Mountjoy line

John Blount, 3rd Baron Mountjoy

c. 1450-1485

An English peer and soldier whose son William was born at Barton Blount.

John Blount, 3rd Baron Mountjoy, was the second son of Walter, 1st Baron Mountjoy, and succeeded to the barony in 1475 on the death of his young nephew Edward. His tenure encompassed the final years of the Yorkist regime and the dramatic events of 1484–85 in the Pale of Calais, in which his brother James played a central and ultimately decisive role in the downfall of Richard III.

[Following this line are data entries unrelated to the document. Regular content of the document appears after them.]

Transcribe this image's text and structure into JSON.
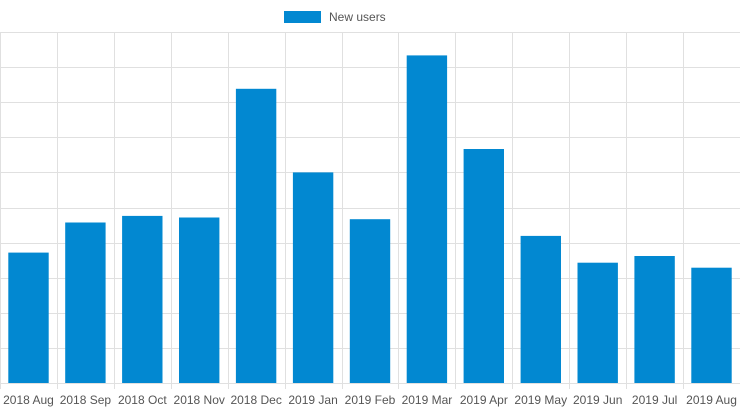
{
  "chart_data": {
    "type": "bar",
    "categories": [
      "2018 Aug",
      "2018 Sep",
      "2018 Oct",
      "2018 Nov",
      "2018 Dec",
      "2019 Jan",
      "2019 Feb",
      "2019 Mar",
      "2019 Apr",
      "2019 May",
      "2019 Jun",
      "2019 Jul",
      "2019 Aug"
    ],
    "series": [
      {
        "name": "New users",
        "color": "#0288d1",
        "values": [
          3.9,
          4.8,
          5.0,
          4.95,
          8.8,
          6.3,
          4.9,
          9.8,
          7.0,
          4.4,
          3.6,
          3.8,
          3.45
        ]
      }
    ],
    "ylim": [
      0,
      10.5
    ],
    "grid": true,
    "legend": "top-center",
    "y_ticks_shown": false
  }
}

His will, written six days before his death on 12 October 1485, contains one of the most poignant passages in the family’s history: advice to his young sons never to desire to be great about princes, ‘for it is dangerous’ – written by a man whose family had suffered three violent deaths in royal service within living memory. He was succeeded as 4th Baron Mountjoy by his elder son William, who was born at Barton Blount.

Career

John Blount was born about 1450 in Rock, Worcestershire, the second son of Walter, 1st Baron Mountjoy, by his first wife Helena Byron. He was appointed Lieutenant of Hammes, within the Pale of Calais, on 6 April 1470 – Hammes being one of the three fortresses (with Calais and Guînes) that formed England’s last remaining foothold on the continent.

When his nephew Edward, 2nd Baron, died without issue in 1475, John inherited the barony as the next male heir. He was knighted in January 1478 at the marriage of Edward IV’s son Richard of Shrewsbury, Duke of York. Under Richard III he was appointed Constable of Guînes, the second of the three Pale castles in seniority; but by August 1484 he was so gravely ill that he required Sir Thomas Montgomery to act as his deputy, and he ceded the active command of Hammes to his younger brother James.

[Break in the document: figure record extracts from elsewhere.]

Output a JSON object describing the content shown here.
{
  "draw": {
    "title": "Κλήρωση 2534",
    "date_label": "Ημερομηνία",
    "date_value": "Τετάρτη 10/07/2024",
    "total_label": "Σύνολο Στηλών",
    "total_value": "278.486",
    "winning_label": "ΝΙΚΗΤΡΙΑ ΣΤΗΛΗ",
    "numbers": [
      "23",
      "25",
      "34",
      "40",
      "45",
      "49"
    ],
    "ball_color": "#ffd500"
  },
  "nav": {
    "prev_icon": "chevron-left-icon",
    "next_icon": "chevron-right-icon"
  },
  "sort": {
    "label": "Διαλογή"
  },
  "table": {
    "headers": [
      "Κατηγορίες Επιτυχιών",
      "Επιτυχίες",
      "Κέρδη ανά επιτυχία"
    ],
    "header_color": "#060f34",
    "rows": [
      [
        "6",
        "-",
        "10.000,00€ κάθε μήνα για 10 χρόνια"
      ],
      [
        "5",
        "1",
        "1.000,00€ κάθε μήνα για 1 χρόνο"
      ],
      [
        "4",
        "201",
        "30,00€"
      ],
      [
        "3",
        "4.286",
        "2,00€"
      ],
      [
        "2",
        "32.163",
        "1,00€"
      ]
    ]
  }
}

The 1484 crisis and James Blount’s defection

The events of late 1484 in the Pale of Calais were among the most dramatic of the Wars of the Roses. Among the prisoners at Hammes was John de Vere, 13th Earl of Oxford, held there since 1474. James Blount had come to know Oxford well over a decade of shared captivity, and in October 1484 he released the Earl and fled with him to join Henry of Richmond – the future Henry VII – at the French court, dealing Richard III a major strategic and propaganda blow.

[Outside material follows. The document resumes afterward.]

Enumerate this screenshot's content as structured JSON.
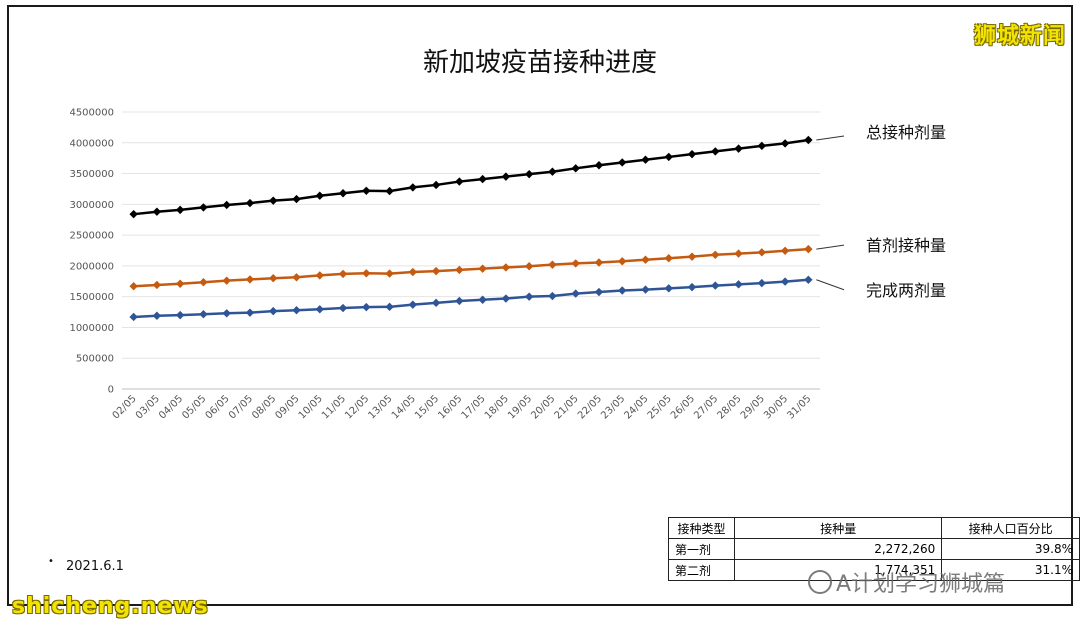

The nominal lord of Hammes was John, 3rd Baron Mountjoy, and it is unclear how much he knew or consented to his brother’s action; seriously ill, he appears to have left the decisive role to James. James and others landed with Henry at Milford Haven on 7 August 1485 and fought at Bosworth.

Death and will

John Blount made his will on 6 October 1485, barely a week after the Battle of Bosworth. He bequeathed to his second son Rowland a chain of gold set with diamonds and to his daughter Constance £100 for her marriage. His instructions to his sons included the famous admonition to ‘live rightwisely and never to take the state of baron upon them if they may leave it from them, nor to desire to be great about princes for it is dangerous’. He died six days later, on 12 October 1485.

In 1488 the wardship of his eldest son and heir, William Blount, then about seven, was granted to his uncle James (d. 1492), who oversaw the young lord’s upbringing until his own death.

Marriage and children

John married, about 1477, Lora Berkeley (d. 1501), daughter of Edward Berkeley of Beverston Castle, Gloucestershire. They had two sons – William (the 4th Baron) and Rowland (d. 1509 without issue) – and two daughters, Lora and Constance, who married Sir Thomas Tyrrell of Heron, Essex. After John’s death, Lora Berkeley married secondly Sir Thomas Montgomery and thirdly Thomas Butler, 7th Earl of Ormond. His birth date (c. 1450) follows the principal modern account; some older sources give c. 1445.